- Education: Royal Academy of Dance
- Occupations: Dancer, dance scholar, academic, and capoeirista
- Career
- Dances: Classical ballet
- Education: University of California, Berkeley University of Hawaii at Manoa University of California, Los Angeles

= Ana Paula Höfling =

American dancer and academic

Ana Paula Höfling is an American dancer, dance scholar, academic, and capoeirista.

== Education and training ==
Höfling began dancing as a child and trained in classical ballet at the Royal Academy of Dance. She has a Bachelor of Arts in linguistics from the University of California, Berkeley, a master of fine arts in dance from the University of Hawaii at Manoa, and a Master of Arts in dance and a PhD in Culture and Performance Studies from the University of California, Los Angeles.

Höfling studied capoiera with Mestre Acordeon, Mestre João Grande, Mestre Jogo de Dentro and the Grupo Semente do Jogo de Angola.

== Career ==
Höfling served on the faculty at Wesleyan University, where she was an Andrew Mellon postdoctoral fellow, and at the University of Wyoming. She was an IIE Fulbright scholar at the Academia Superior de Artes de Bogotá in Colombia.

In May 2015 she published some of her research in the book Performing Brazil: Essays on Culture, Identity, and the Performing Arts. She authored the book Staging Brazil: Choreographies of Capoeira, as part of her academic research, which analyzed the role of capoeira and its practitioners in establishing a national culture of Brazil and the globalization of capoeira. Her research focuses on issues of race, class, and authorship within capoeira and Afro-Brazilian culture. Höfling has also researched representations of mesticagem in 20th century ballet in Rio de Janeiro and choreographic productions of Eros Volúsia, Mercedes Baptista, and Felicitas Barreto. She has also contributed chapters to the book Axé Bahia: The Power of Art in an Afro-Brazilian Metropolis. Her research has been published in the Routledge Encyclopedia of Modernism, the Brazilian Journal on Presence Studies, and the Journal for the Anthropological Study of Human Movement.

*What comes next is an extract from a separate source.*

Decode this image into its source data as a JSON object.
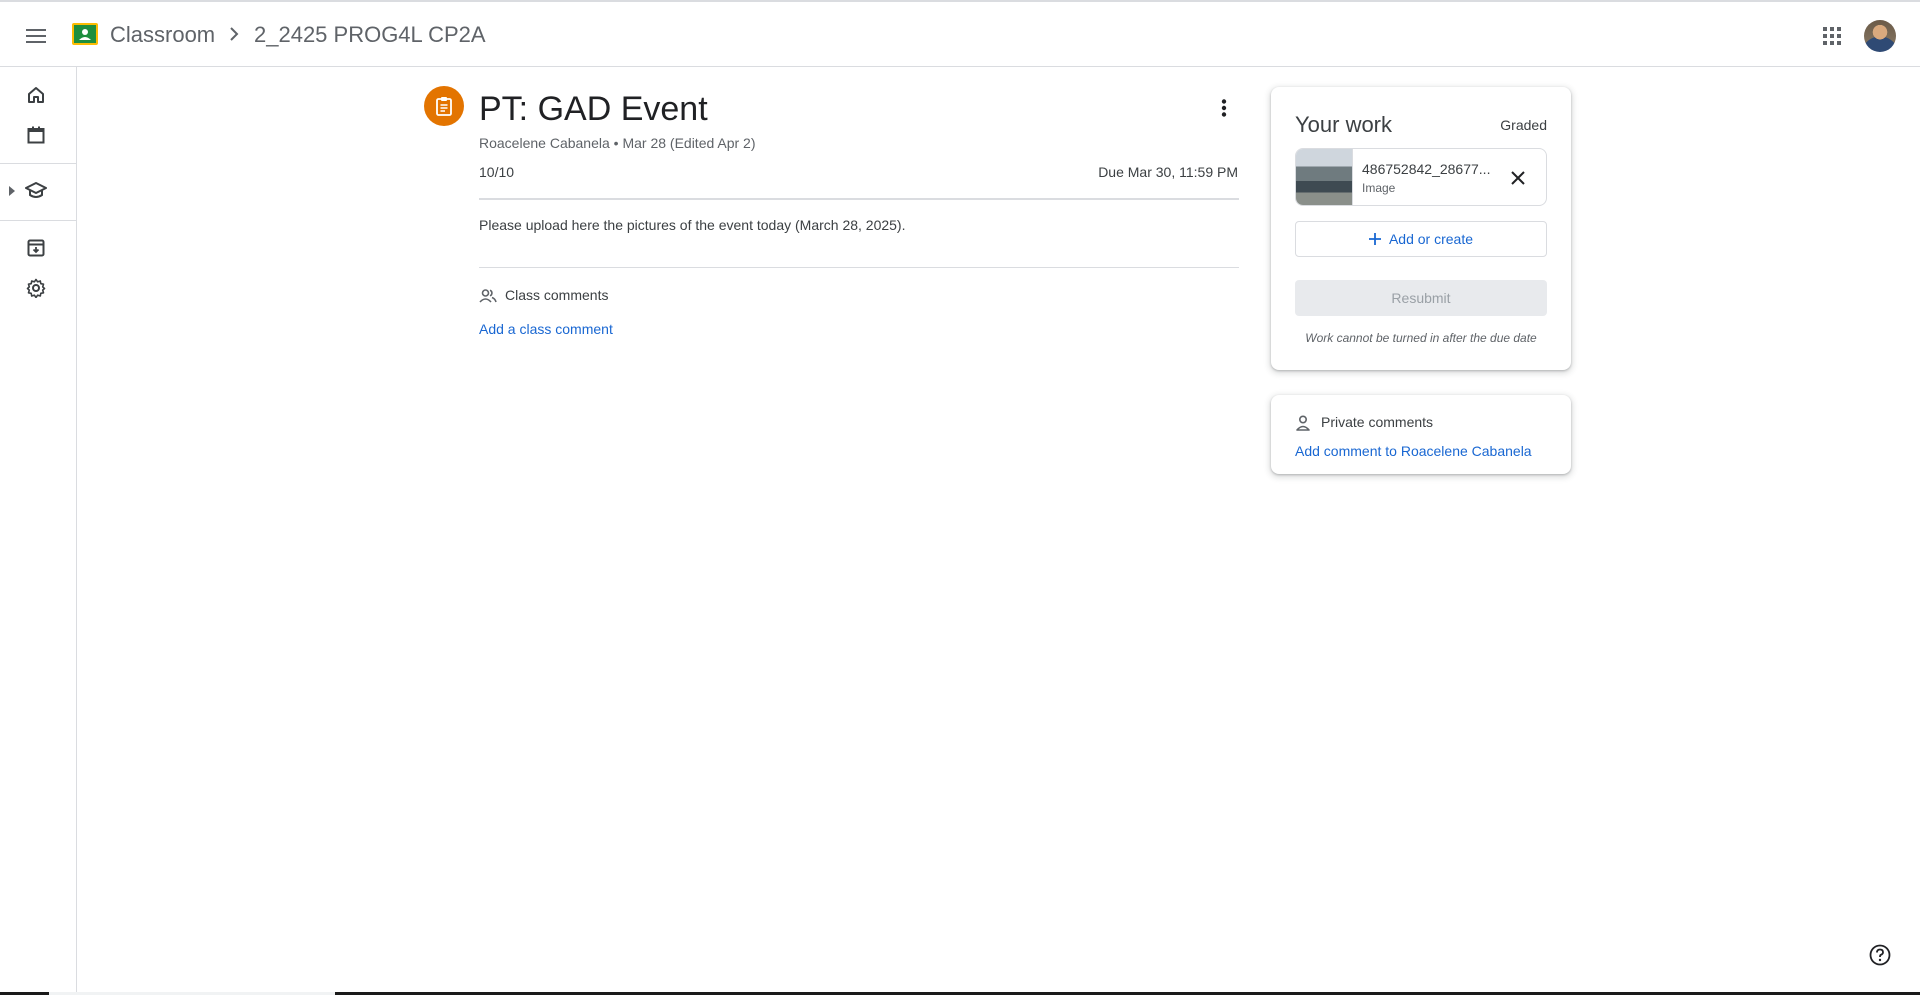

She is a member of the Dance Studies Association, the Brazilian Studies Association, and the Latin American Studies Association. She currently serves on the faculty at the University of North Carolina at Greensboro as an assistant professor of dance studies and as an Honors College teacher. In the spring of 2019 she was appointed as the director of graduate studies for the UNCG School of Dance.